Lautes Krähengeschrei kündigt Unheil an

Einen schlechteren Wochenbeginn konnten beide sich nicht vorstellen. Als Michaela Woelk gegen 8 Uhr von ihrem Wohnhaus über die Straße ging, war die Welt noch in Ordnung. „Ich versorgte die Pferde und wurde stutzig über das laute Geschrei der Krähen und Raben. Mit einer bösen Vorahnung blickte ich auf die Sika-Weide“, berichtet sie. „Als ich kein Sika-Hirsch über die Weide laufen sah, war mir sofort klar, die Wölfe haben erneut zugeschlagen.“

Wenig später sah Woelk das Massaker der Wölfe. Bei drei Sika-Hirschen wurde der Körper aufgerissen, eins wurde gar durch den Zaun nach draußen auf eine andere Wiese gezerrt, und die restlichen drei wurden einfach nur getötet. Eines der Tiere war tragend, dass Embryo wurde der Kuh förmlich aus dem Laib gerissen.

Mario und Michaela Woelk waren bereits beim ersten Wolfsangriff fassungslos.
Mario und Michaela Woelk waren bereits beim ersten Wolfsangriff fassungslos. (Foto: Kai Horstmann)

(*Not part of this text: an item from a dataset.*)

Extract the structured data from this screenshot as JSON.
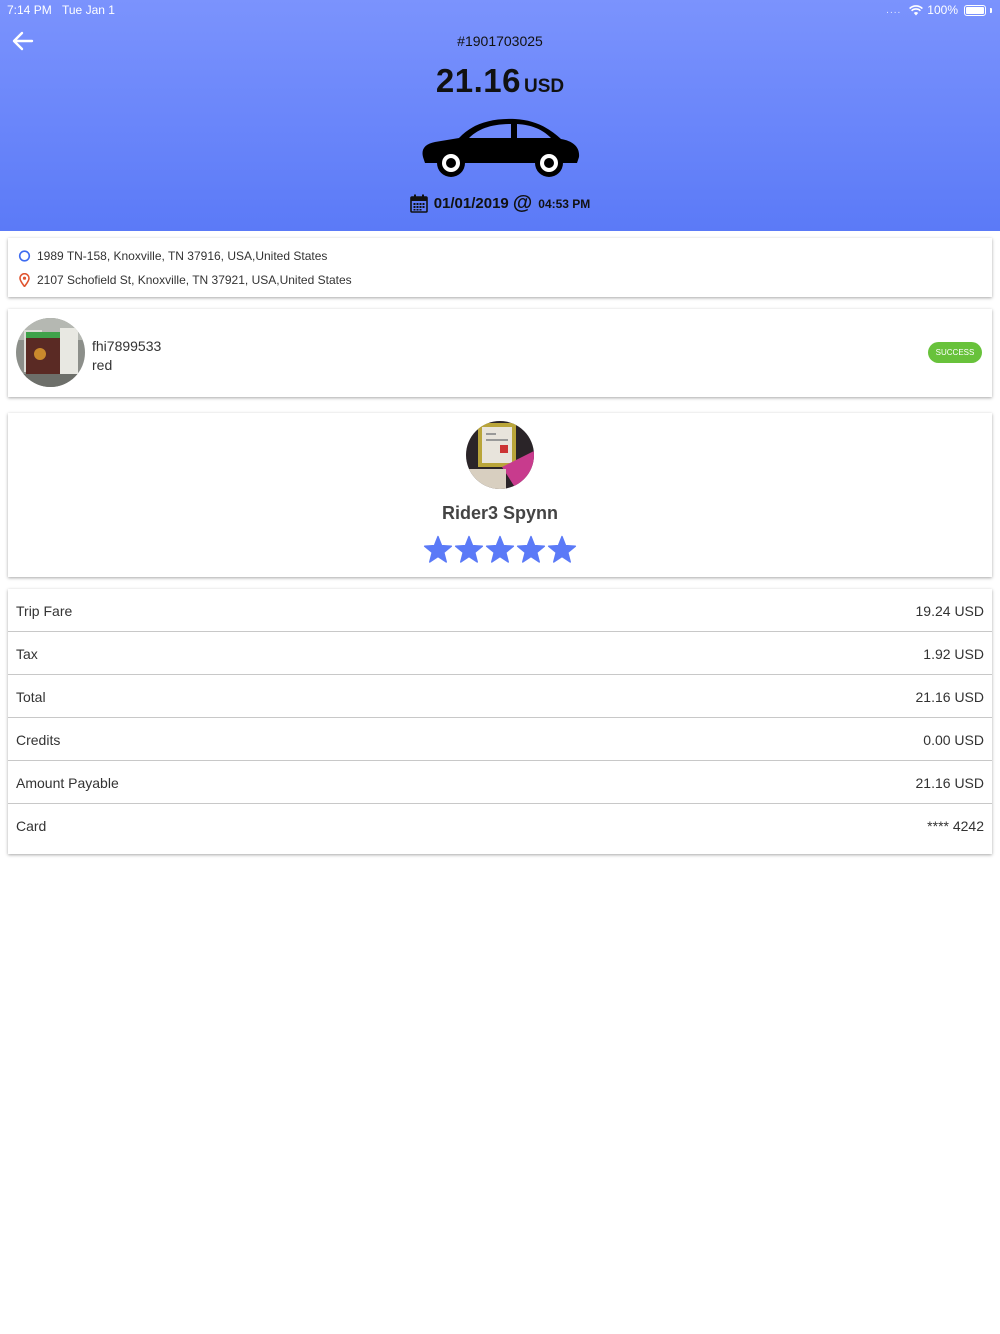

Mitte Oktober hatten die Wölfe nach Schilderungen des Ehepaares Woelk das erste Mal zugeschlagen, töteten 15 Sika-Hirsche, obwohl mehrere Häuser an die Weide angrenzen. „Darauf beantragten wir Fördermittel, um mit Elektrozäunen unsere Weiden zu sichern“, sagt Michaela Woelk. „Doch die Wölfe waren schneller. Vor etwa drei Wochen töteten sie den Zuchthirsch, eine Zuchtkuh und einen weiteren Sika.“

Vor Angst nicht mehr mit Hund im Wald unterwegs

Nun geht bei Michaela Woelk richtig die Angst umher. Mit ihrem Labrador Elsa traut sie sich schon gar nicht mehr, in eines der umliegenden Waldgebiete zu gehen. Verstärkt wird die Angst dadurch, dass ein Waldfachmann ihr sagte, dass es im Umkreis von zehn Kilometern um Klein Ziethen herum drei Wolfsrudel gibt. „Ich kann das nicht verstehen“, schimpft Michaela Woelk. „Alle Tierarten werden reglementiert, nur der Wolf nicht.“

Kommen jetzt nach den Sika-Hirschen die Pferde dran? Damit würden die Woelks ihre Lebensgrundlage verlieren, weshalb sie ihre Pferde mit aller Macht schützen wollen. Dabei hoffen sie auf eine schnelle Zusage für den Förderbescheid, auch wenn keiner der Sika-Hirsche mehr lebt.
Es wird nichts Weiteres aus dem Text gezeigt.